1. Field of the Invention
The present invention relates to a flow divider used with an extruder to separate the plastic melt into two flow paths, and more particularly, to such a flow divider that includes diverter means to adjust and balance the melt flow in the respective flow paths.
2. Description of the Related Art
Given the various sizes of thermoplastic extrusions and the varying capacities of extruders, it is sometimes advantageous for one extruder to supply the thermoplastic material in sufficient quantity to supply two or more dies. In addition, new techniques for producing coextrusions can take advantage of multiple melt streams from a single extruder; for example, a coextrusion system using two extruders, each of which produce two melt streams that are combined to produce two finished profiles would be desirable. Nevertheless, the idea of extruding several streams of plastic melt simultaneously from a single extruder is not new. In principle, it involves simply subdividing the main flow of material just after it exits the extruder into two or more melt streams which supply the respective extrusion dies. While this approach sounds straight-forward, there are actually several variables that affect the quality of the results. For example, the dies used with the flow divider may be different in design or have different flow characteristics. In addition, the separate flow paths (as many as four) which carry the melt will seldom have identical flow properties. Where the process involves coextrusion with a thin outer layer, balanced material supply is particularly important.
The above mentioned variables result in different melt flow resistance in the separate paths, requiring some means to balance the flow, accommodate varying processing conditions and adjust the relative output from the respective dies. More specifically, it has been found advantageous to be able to alter the flow rate in any of the partial flows by some control means to avoid local variations of pressure which would affect the quality or processability of the extrusion. Although various adjustment means have been suggested by the prior art, there remains a need for improvement in apparatus of this type, particularly where multiple materials are combined in a coextrusion.

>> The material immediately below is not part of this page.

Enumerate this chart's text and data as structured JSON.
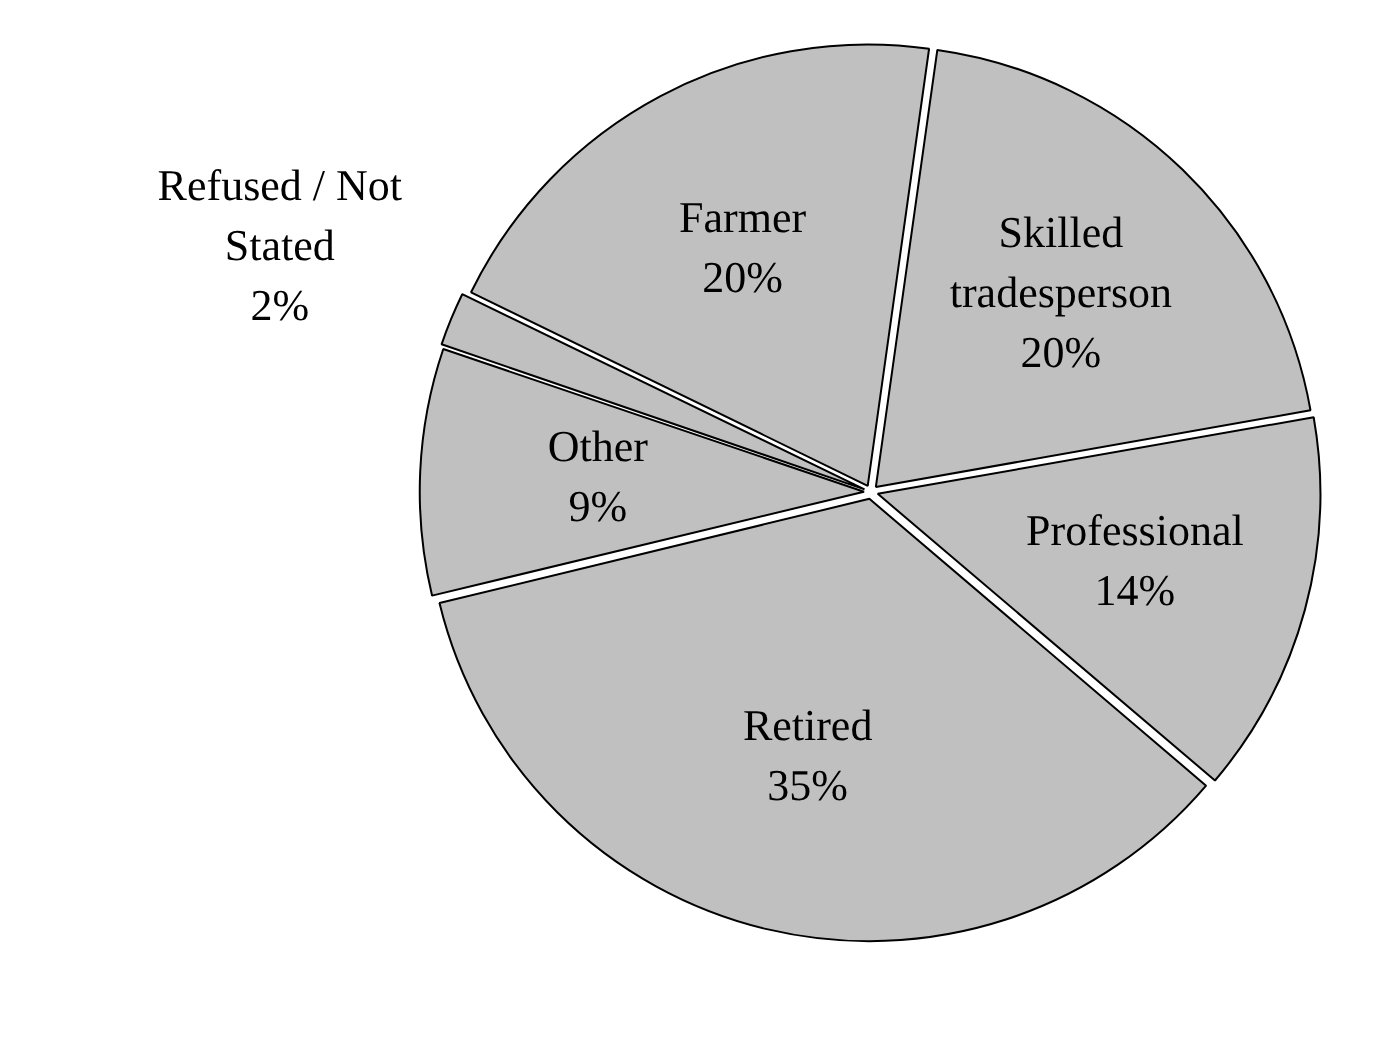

Further problems are encountered in a flow divider where it is required to process materials that are very sensitive to heat gradients and prone to degradation as a result. Such materials are significantly affected by irregularities in the flow path which can result in localized "hot spots", causing burning or other degradation of material properties. In particular, areas in the flow path where the plastic melt is forced past a corner or over a sharp edge physically work the material generating additional heat and creating the potential for overheating. Furthermore, there may be areas of the flow path where the plastic melt tends to stagnate rather than flow continually; when thermoplastic material remains heated for an extended period, its properties will degrade over time, making it unsuitable for use in the extruded product. For dividing heads that are used to process heat sensitive materials, it is highly desirable to provide flow paths which present smooth transitions and minimize stagnation as the plastic melt flows from the extruder to the die.
The prior art has failed to provide a flow divider with the capabilities to adjust the flow proportionately in the respective paths while also avoiding complex path geometry which would create conditions that tend to degrade the properties of heat sensitive materials.